Isolation and characterization of two cytoplasmic hsp90s from Mytilus galloprovincialis (Mollusca: Bivalvia) that contain a complex promoter with a p53 binding site.

The commercially important marine bivalve Mytilus galloprovincialis (Mediterranean mussel) is considered a valuable bioindicator, due to its exposure to various pollutants and extreme environmental conditions. Environmental responsive genes, such as the hsp90s, protect the structure and function of cells and accomplish a significant task in cellular homeostasis. To study the hsp90s in M. galloprovincialis a genomic library was screened and two hsp90s were isolated. Sequence analysis revealed that the two genes exhibit great similarities in both the 5' non-coding and the coding region but differ in the 3' non-coding region, as well as in three introns, due to the presence of repeated sequences. Few synonymous substitutions in the coding region of the genes result to an identical predicted polypeptide, which belongs to the cytoplasmic HSP90 subfamily. The 5' non-coding region contains a non-translated exon and multiple binding sites for various transcription factors. The presence of a p53 binding site in the promoter of the isolated genes raises questions about the possible implication of hsp90s in the molluscan leukemia.

Three new satellite sequences and a mobile element found inside HSP70 introns of the Mediterranean mussel (Mytilus galloprovincialis).

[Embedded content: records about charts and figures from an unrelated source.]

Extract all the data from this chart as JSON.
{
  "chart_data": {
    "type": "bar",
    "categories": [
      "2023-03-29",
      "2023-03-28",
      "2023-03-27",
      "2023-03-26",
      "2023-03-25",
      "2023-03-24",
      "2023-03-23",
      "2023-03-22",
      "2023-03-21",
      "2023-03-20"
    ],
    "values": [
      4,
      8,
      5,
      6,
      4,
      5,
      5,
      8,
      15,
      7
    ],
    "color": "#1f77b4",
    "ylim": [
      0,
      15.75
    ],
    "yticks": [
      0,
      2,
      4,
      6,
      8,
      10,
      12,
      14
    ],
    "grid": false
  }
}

We report the characterization of 3 new repetitive sequences from the bivalve mollusc Mytilus galloprovincialis, designated Mg1, Mg2, and Mg3, with monomer lengths of 169, 260, and 70 bp, respectively. The 3 repeats together constitute approximately 7.8% of the M. galloprovincialis genome and were found, together with ApaI-type 2 repeats, inside the introns of 2 genes of the HSP70 family, hsc70 and hsc71. Both the monomer length and the genomic content of the repeats indicate satellite sequences. The Mg1 repetitive region and its flanking sequences exhibit significant homology to CvE, a member of the Pearl family of mobile elements found in the eastern oyster (Crassostrea virginica). Thus, the whole homologous region is designated MgE, the first putative transposable element characterized in M. galloprovincialis. The ApaI, Mg2, and Mg3 repeats are continuously arranged inside the introns of both the hsc70 and hsc71 genes. The presence of perfect inverted repeats flanking the ApaI-Mg2-Mg3 repetitive region, as well as a sequence analysis of the repeats, indicates a transposition-like insertion of this region. The genes of the HSP70 family are highly conserved, and the presence of repetitive DNA or of mobile elements inside their introns is reported here for the first time.